The range of the doping amount described above is described below in more detail. The reason for the doping amount preferably having the upper limit of about 1.0×10²² cm⁻³ is based on a solid solubility limit of impurities e silicon semiconductor material. In the first electrode 2, when the doping amount exceeds about 1.0×10²² cm⁻³ which is the solid solubility limit, the impurities precipitate and reliability of the first electrode 2 and optical modulator 10 decreases. Meanwhile, the reason for the doping amount preferably having the lower limit of about 1.0×10¹⁷ cm⁻³ is as follows. An index for designing a thickness and width of an electrode includes a skin depth. When the thickness and width of the electrode is smaller than the skin depth, a resistance value rises. Therefore, the thickness and width of the electrode is preferably larger than or equal to the skin depth. When operation in which an optical modulator handles signals at a frequency of 1 GHz or higher is considered and the doping amount is about 1.0×10¹⁷ cm⁻³, for example, conductivity is about 1000 S/m and a skin depth is about 500 μm. For example, considering formation of an electrode from a silicon semiconductor material by microfabrication, the electrode has a thickness of approximately about 500 μm as a limit. Then, from a perspective of securing performance as an electrode, in order to achieve an electrode having conductivity of about 1000 S/m or more, the doping amount may be about 1.0×10¹⁷ cm⁻³ or more.
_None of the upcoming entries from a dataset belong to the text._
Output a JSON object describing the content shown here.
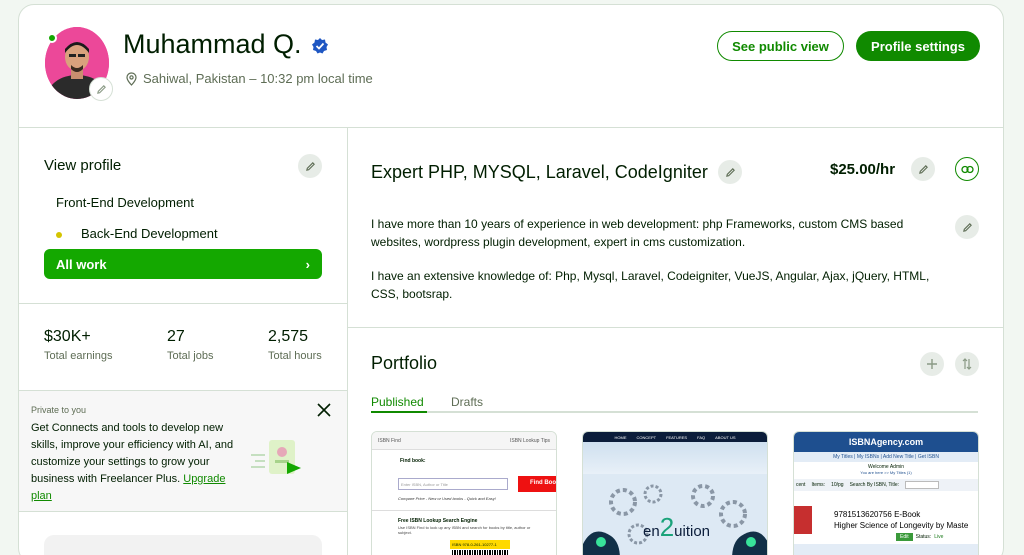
{
  "header": {
    "name": "Muhammad Q.",
    "location": "Sahiwal, Pakistan – 10:32 pm local time",
    "see_public_view": "See public view",
    "profile_settings": "Profile settings"
  },
  "sidebar": {
    "view_profile": "View profile",
    "specializations": [
      "Front-End Development",
      "Back-End Development"
    ],
    "all_work": "All work",
    "all_work_arrow": "›",
    "stats": [
      {
        "value": "$30K+",
        "label": "Total earnings"
      },
      {
        "value": "27",
        "label": "Total jobs"
      },
      {
        "value": "2,575",
        "label": "Total hours"
      }
    ],
    "promo": {
      "kicker": "Private to you",
      "text": "Get Connects and tools to develop new skills, improve your efficiency with AI, and customize your settings to grow your business with Freelancer Plus.",
      "link": "Upgrade plan"
    }
  },
  "main": {
    "title": "Expert PHP, MYSQL, Laravel, CodeIgniter",
    "rate": "$25.00/hr",
    "overview_p1": "I have more than 10 years of experience in web development: php Frameworks, custom CMS based websites, wordpress plugin development, expert in cms customization.",
    "overview_p2": "I have an extensive knowledge of: Php, Mysql, Laravel, Codeigniter, VueJS, Angular, Ajax, jQuery, HTML, CSS, bootsrap."
  },
  "portfolio": {
    "title": "Portfolio",
    "tabs": [
      "Published",
      "Drafts"
    ],
    "items": [
      {
        "header_left": "ISBN Find",
        "header_right": "ISBN Lookup Tips",
        "find_label": "Find book:",
        "input_placeholder": "Enter ISBN, Author or Title",
        "button": "Find Boo",
        "compare": "Compare Price - New or Used books - Quick and Easy!",
        "section_title": "Free ISBN Lookup Search Engine",
        "section_text": "Use ISBN Find to look up any ISBN and search for books by title, author or subject.",
        "barcode": "ISBN 978-0-261-10277-1"
      },
      {
        "nav": [
          "HOME",
          "CONCEPT",
          "FEATURES",
          "FAQ",
          "ABOUT US"
        ],
        "logo_a": "en",
        "logo_b": "2",
        "logo_c": "uition"
      },
      {
        "brand": "ISBNAgency.com",
        "nav": "My Titles  |  My ISBNs  |  Add New Title  |  Get ISBN",
        "welcome": "Welcome Admin",
        "breadcrumb": "You are here >> My Titles (1)",
        "filter_left": "cent",
        "filter_items": "Items:",
        "filter_per": "10/pg",
        "filter_search": "Search By ISBN, Title:",
        "isbn": "9781513620756 E-Book",
        "book_title": "Higher Science of Longevity by Maste",
        "edit": "Edit",
        "status_label": "Status:",
        "status": "Live"
      }
    ]
  },
  "colors": {
    "brand_green": "#108a00",
    "bright_green": "#14a800",
    "text": "#001e00",
    "muted": "#5e6d55"
  }
}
The first electrode 2 is, for example, a silicon single-crystal substrate. For example, impurity doping is applied in advance to a silicon single-crystal base-material substrate which is a material of the first electrode 2. The base-material substrate is disposed on another substrate and patterning (etching, cutting with a dicing machine, or the like) is applied thereto to form the first electrode 2. The first electrode 2 may be, for example, an active layer of a silicon-on-insulator (SOI) substrate. In this case, the active layer of the SOI substrate is applied with patterning (for example, etching, cutting with a dicing machine, or the like) to form the first electrode 2. Impurities may be further introduced to the first electrode 2 formed in such a manner, by, for example, a thermal diffusion method, ion implantation method, or the like.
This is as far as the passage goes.